Feb 9, 2009

Friends are the new family

You're more likely to eat together, spend time together, holiday together and pull Xmas crackers. Friends are the new family, but why, and when did it all change?

Why?
Keeping parent's approval: As teenagers, we are still actively seeking our parents' approval and do not want to come across as childish. Because of this, adolescents are more likely to be open with friends than their parents, discussing such issues as dating, sexuality, personal experiences, and common interests. In fact, according to a report by Dunn and Deater-Deckard in 2001, 79% of children confide their problems in their mates and not their parents.

--Equality: Friendships are based on mutual voluntary ties between those on an equal footing whereas we are tied by blood to our relatives, and our roles within the family.

--Blush factor: It is also often less embarrassing to talk to friends than parents, who are frankly too wrinkly to know, aren't they?

--Time: Since adolescents spend twice as much time with peers than with parents, peer groups have recently been shown to provide surrogate family support. Smaller families: We have less children today, often opting for just one or two. Friendships fill the roles of brothers and sisters we never had.

When did it all change?
Friends has been a massive hit worldwide, partly because it plays on the new importance of friends today, and their role as a second family. However there wasn't a sudden change in the role of our families - we have gradually moved away from families living, working and playing together in small villages to the scattered-across-the-world model we have today. As it became more commonplace for women to work rather than staying home with the kids, the whole family structure changed. Relationships and careers pushed family members out across the globe, leaving reunions and communications few and far between.

Our families are left scattered all over the place, placing friends, who are usually closer in proximity, as the prime people we spend our time with and confide in. That's not to say we don't rate our family as important, just that we now have less day to day contact with them, instead turning to our friends for close emotional support, and indeed including our friends in our wider circle of family.

Our fragmented lives are much more stressful than previous generations placing a higher concern with keeping up connections.

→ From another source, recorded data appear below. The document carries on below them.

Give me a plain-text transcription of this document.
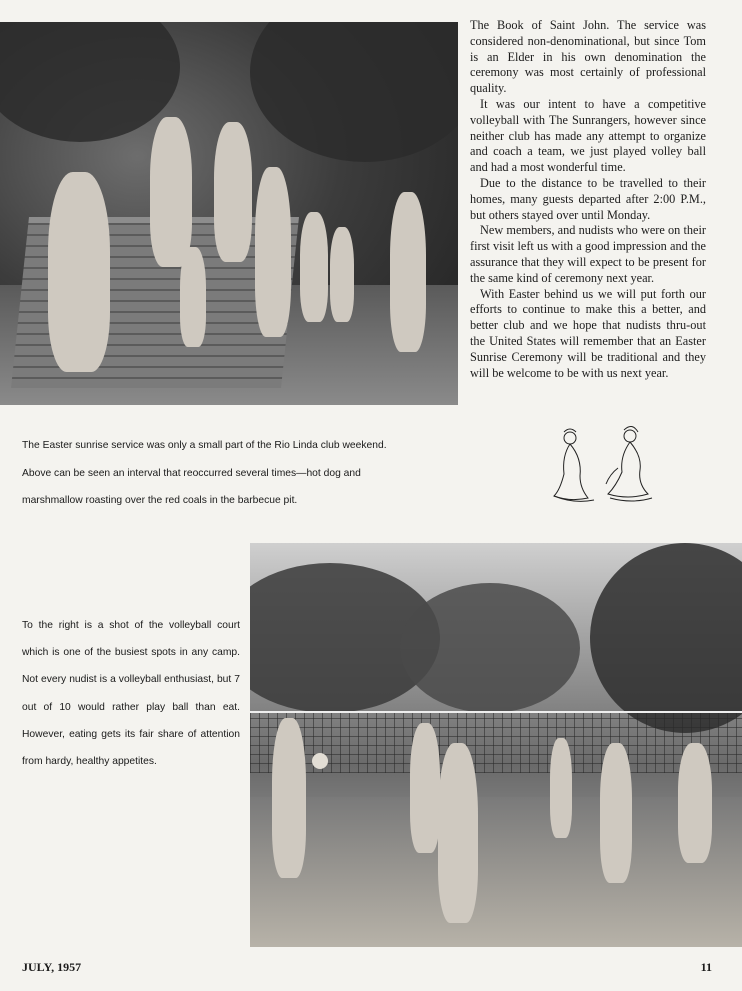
The Book of Saint John. The service was considered non-denominational, but since Tom is an Elder in his own denomination the ceremony was most certainly of professional quality.

It was our intent to have a competitive volleyball with The Sunrangers, however since neither club has made any attempt to organize and coach a team, we just played volley ball and had a most wonderful time.

Due to the distance to be travelled to their homes, many guests departed after 2:00 P.M., but others stayed over until Monday.

New members, and nudists who were on their first visit left us with a good impression and the assurance that they will expect to be present for the same kind of ceremony next year.

With Easter behind us we will put forth our efforts to continue to make this a better, and better club and we hope that nudists thru-out the United States will remember that an Easter Sunrise Ceremony will be traditional and they will be welcome to be with us next year.

The Easter sunrise service was only a small part of the Rio Linda club weekend. Above can be seen an interval that reoccurred several times—hot dog and marshmallow roasting over the red coals in the barbecue pit.
To the right is a shot of the volleyball court which is one of the busiest spots in any camp. Not every nudist is a volleyball enthusiast, but 7 out of 10 would rather play ball than eat. However, eating gets its fair share of attention from hardy, healthy appetites.
JULY, 1957	11
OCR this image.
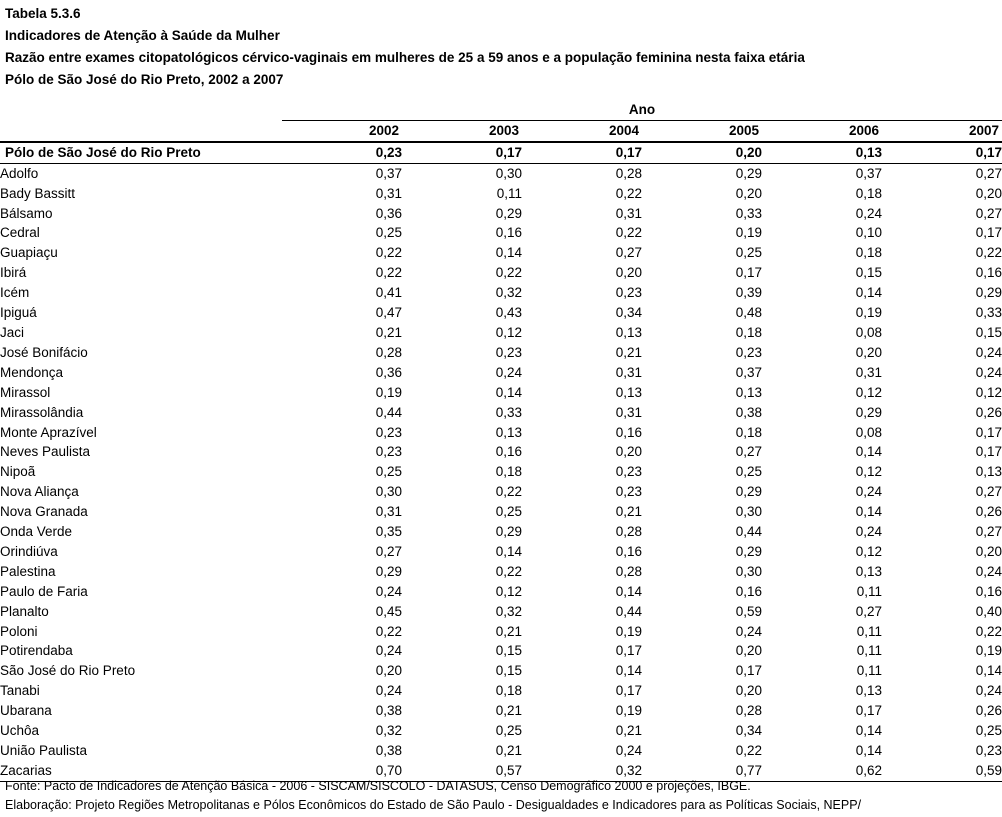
Tabela 5.3.6
Indicadores de Atenção à Saúde da Mulher
Razão entre exames citopatológicos cérvico-vaginais em mulheres de 25 a 59 anos e a população feminina nesta faixa etária
Pólo de São José do Rio Preto, 2002 a 2007
	Ano					
	2002	2003	2004	2005	2006	2007
Pólo de São José do Rio Preto	0,23	0,17	0,17	0,20	0,13	0,17
Adolfo	0,37	0,30	0,28	0,29	0,37	0,27
Bady Bassitt	0,31	0,11	0,22	0,20	0,18	0,20
Bálsamo	0,36	0,29	0,31	0,33	0,24	0,27
Cedral	0,25	0,16	0,22	0,19	0,10	0,17
Guapiaçu	0,22	0,14	0,27	0,25	0,18	0,22
Ibirá	0,22	0,22	0,20	0,17	0,15	0,16
Icém	0,41	0,32	0,23	0,39	0,14	0,29
Ipiguá	0,47	0,43	0,34	0,48	0,19	0,33
Jaci	0,21	0,12	0,13	0,18	0,08	0,15
José Bonifácio	0,28	0,23	0,21	0,23	0,20	0,24
Mendonça	0,36	0,24	0,31	0,37	0,31	0,24
Mirassol	0,19	0,14	0,13	0,13	0,12	0,12
Mirassolândia	0,44	0,33	0,31	0,38	0,29	0,26
Monte Aprazível	0,23	0,13	0,16	0,18	0,08	0,17
Neves Paulista	0,23	0,16	0,20	0,27	0,14	0,17
Nipoã	0,25	0,18	0,23	0,25	0,12	0,13
Nova Aliança	0,30	0,22	0,23	0,29	0,24	0,27
Nova Granada	0,31	0,25	0,21	0,30	0,14	0,26
Onda Verde	0,35	0,29	0,28	0,44	0,24	0,27
Orindiúva	0,27	0,14	0,16	0,29	0,12	0,20
Palestina	0,29	0,22	0,28	0,30	0,13	0,24
Paulo de Faria	0,24	0,12	0,14	0,16	0,11	0,16
Planalto	0,45	0,32	0,44	0,59	0,27	0,40
Poloni	0,22	0,21	0,19	0,24	0,11	0,22
Potirendaba	0,24	0,15	0,17	0,20	0,11	0,19
São José do Rio Preto	0,20	0,15	0,14	0,17	0,11	0,14
Tanabi	0,24	0,18	0,17	0,20	0,13	0,24
Ubarana	0,38	0,21	0,19	0,28	0,17	0,26
Uchôa	0,32	0,25	0,21	0,34	0,14	0,25
União Paulista	0,38	0,21	0,24	0,22	0,14	0,23
Zacarias	0,70	0,57	0,32	0,77	0,62	0,59
Fonte: Pacto de Indicadores de Atenção Básica - 2006 - SISCAM/SISCOLO - DATASUS, Censo Demográfico 2000 e projeções, IBGE.
Elaboração: Projeto Regiões Metropolitanas e Pólos Econômicos do Estado de São Paulo - Desigualdades e Indicadores para as Políticas Sociais, NEPP/
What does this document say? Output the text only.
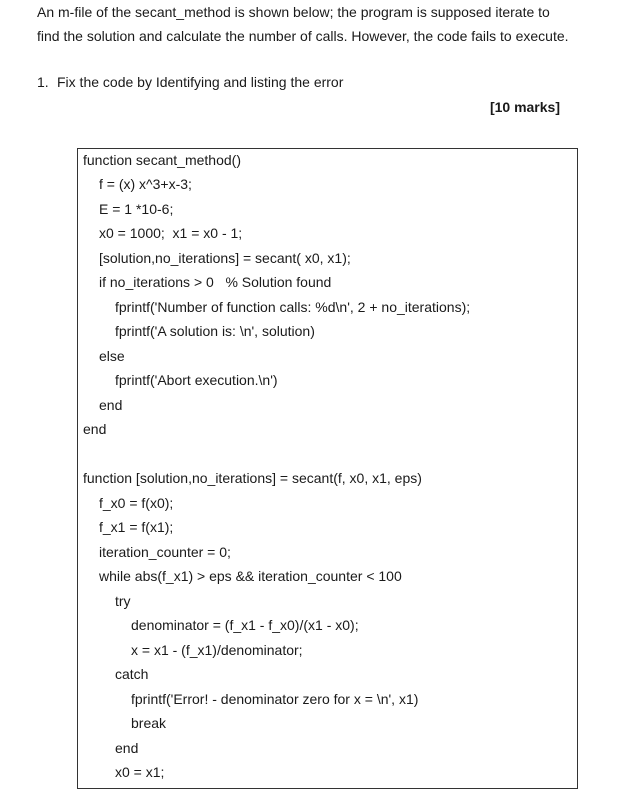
An m-file of the secant_method is shown below; the program is supposed iterate to

find the solution and calculate the number of calls. However, the code fails to execute.

1. Fix the code by Identifying and listing the error
[10 marks]
function secant_method()
f = (x) x^3+x-3;
E = 1 *10-6;
x0 = 1000;  x1 = x0 - 1;
[solution,no_iterations] = secant( x0, x1);
if no_iterations > 0   % Solution found
fprintf('Number of function calls: %d\n', 2 + no_iterations);
fprintf('A solution is: \n', solution)
else
fprintf('Abort execution.\n')
end
end
function [solution,no_iterations] = secant(f, x0, x1, eps)
f_x0 = f(x0);
f_x1 = f(x1);
iteration_counter = 0;
while abs(f_x1) > eps && iteration_counter < 100
try
denominator = (f_x1 - f_x0)/(x1 - x0);
x = x1 - (f_x1)/denominator;
catch
fprintf('Error! - denominator zero for x = \n', x1)
break
end
x0 = x1;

This may also explain the recent fad for reunions amongst old school friends - because we are less likely to stay in our home town, we quickly lose touch with old friends.

Life is now about the individual and the temporary. Jobs are no longer for life, marriages and long-term relationships are no longer forever and so in their place has come the one constant - our friends, those that had always been there for us. Friendships hold the hope that they will last forever, succeeding where love fails. They'll be there for life.